Reference for a "recursive" fragment of infinitary logic? Does anyone know of any texts or papers out there concerning properties of the fragment of $ \mathcal{L}_{\omega_1, \omega} $ in which the only admissable infinite conjunctions are those which are recursive, when infinite conjunctions are considered as functions $ \omega \to \omega $ for some appropriate encoding of the language?
 A: Yes, these are called computable infinitary formulas.  I recommend the following references (as a matter of taste I prefer them to Barwise...don't remember why...possibly just it's more canonical in my field):
Computable Structures and the Hyperarithmetical Hierarchy by Ash and Knight
To a lesser extent
Forcing and Reducibilities. II. Forcing in Fragments of Analysis by Odifreddi

But if you understand Kleene's ordinal notations it's a pretty trivial definition (modulo a few mostly irrelevant technical details).

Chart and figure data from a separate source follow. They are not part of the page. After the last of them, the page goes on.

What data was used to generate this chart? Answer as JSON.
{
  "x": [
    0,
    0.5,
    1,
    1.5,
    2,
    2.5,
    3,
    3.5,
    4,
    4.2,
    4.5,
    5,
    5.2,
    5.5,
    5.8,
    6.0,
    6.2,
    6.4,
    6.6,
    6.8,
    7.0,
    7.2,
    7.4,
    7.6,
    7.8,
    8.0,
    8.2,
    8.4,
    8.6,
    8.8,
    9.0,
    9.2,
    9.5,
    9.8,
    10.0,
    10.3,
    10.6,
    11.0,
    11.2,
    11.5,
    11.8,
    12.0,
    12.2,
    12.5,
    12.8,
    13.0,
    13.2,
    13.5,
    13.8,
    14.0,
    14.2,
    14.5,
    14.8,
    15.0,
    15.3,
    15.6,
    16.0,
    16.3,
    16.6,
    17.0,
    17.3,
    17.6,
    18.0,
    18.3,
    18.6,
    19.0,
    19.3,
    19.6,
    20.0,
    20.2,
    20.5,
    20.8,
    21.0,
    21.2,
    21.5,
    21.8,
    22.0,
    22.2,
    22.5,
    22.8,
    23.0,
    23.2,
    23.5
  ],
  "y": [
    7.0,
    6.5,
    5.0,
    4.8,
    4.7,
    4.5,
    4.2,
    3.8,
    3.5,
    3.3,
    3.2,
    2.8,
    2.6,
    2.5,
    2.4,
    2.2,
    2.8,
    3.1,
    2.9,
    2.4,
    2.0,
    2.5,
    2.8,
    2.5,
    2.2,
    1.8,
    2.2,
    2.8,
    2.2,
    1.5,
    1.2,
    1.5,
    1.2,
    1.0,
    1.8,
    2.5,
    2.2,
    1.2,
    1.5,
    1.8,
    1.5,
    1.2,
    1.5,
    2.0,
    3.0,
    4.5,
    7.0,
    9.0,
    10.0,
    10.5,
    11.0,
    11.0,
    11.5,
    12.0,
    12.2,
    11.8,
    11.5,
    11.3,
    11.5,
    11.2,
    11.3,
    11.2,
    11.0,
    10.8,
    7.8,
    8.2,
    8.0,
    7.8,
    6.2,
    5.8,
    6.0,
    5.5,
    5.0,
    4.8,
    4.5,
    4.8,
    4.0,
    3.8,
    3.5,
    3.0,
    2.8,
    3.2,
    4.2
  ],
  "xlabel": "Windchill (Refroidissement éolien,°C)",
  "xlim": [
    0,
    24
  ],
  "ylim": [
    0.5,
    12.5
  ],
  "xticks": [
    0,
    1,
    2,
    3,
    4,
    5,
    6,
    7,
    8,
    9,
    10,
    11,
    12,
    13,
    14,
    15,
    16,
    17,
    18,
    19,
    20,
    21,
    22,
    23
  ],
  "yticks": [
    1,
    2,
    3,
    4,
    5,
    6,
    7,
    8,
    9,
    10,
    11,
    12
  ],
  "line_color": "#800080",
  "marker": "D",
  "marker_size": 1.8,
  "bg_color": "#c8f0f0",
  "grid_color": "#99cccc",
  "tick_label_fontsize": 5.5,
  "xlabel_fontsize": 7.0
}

Basically you introduce the notion of an infinite computable disjunction of formulas.  That being a c.e. set of codes for infinite computable sentences.
Since you can take infinite disjunctions (and negations) there is no longer any need for $\exists$ and $\forall$ as they get absorbed into the infinite versions.  If you want to say there is some number $x$ satisfying $\phi$ you just write the computable $\Sigma_1$ sentence that is a disjunction of $\phi(n)$ for each $n$ (assuming you working in a countable structure...I don't know if this makes sense in uncountable structures see the Ash and Knight book).  This makes things a little simpler.
Thus the computable infinitary formulas are just those formulas built up in this fashion and obviously go up all the way to $w_1^{CK}$.
There are only two annoying technical details.  The first is how to assign codes to the formulas.  One wants to take a bit of care here about whether to include the rank (ordinal notation) the formula appears at in it's code.  I believe you want to avoid this given the difficulties posed by incompatible notations and computability problems it brings.  The downside is that you have to be a bit clever to recover the rank from formula but this is done in the textbook once and glossed over subsequently.
The only other minor problem is how do you define $\Sigma_\lambda$ at limit levels.  There are two competing standards.  One just takes it to be the collections of all formulas at levels below the other takes it to be computable disjunctions of those formulas.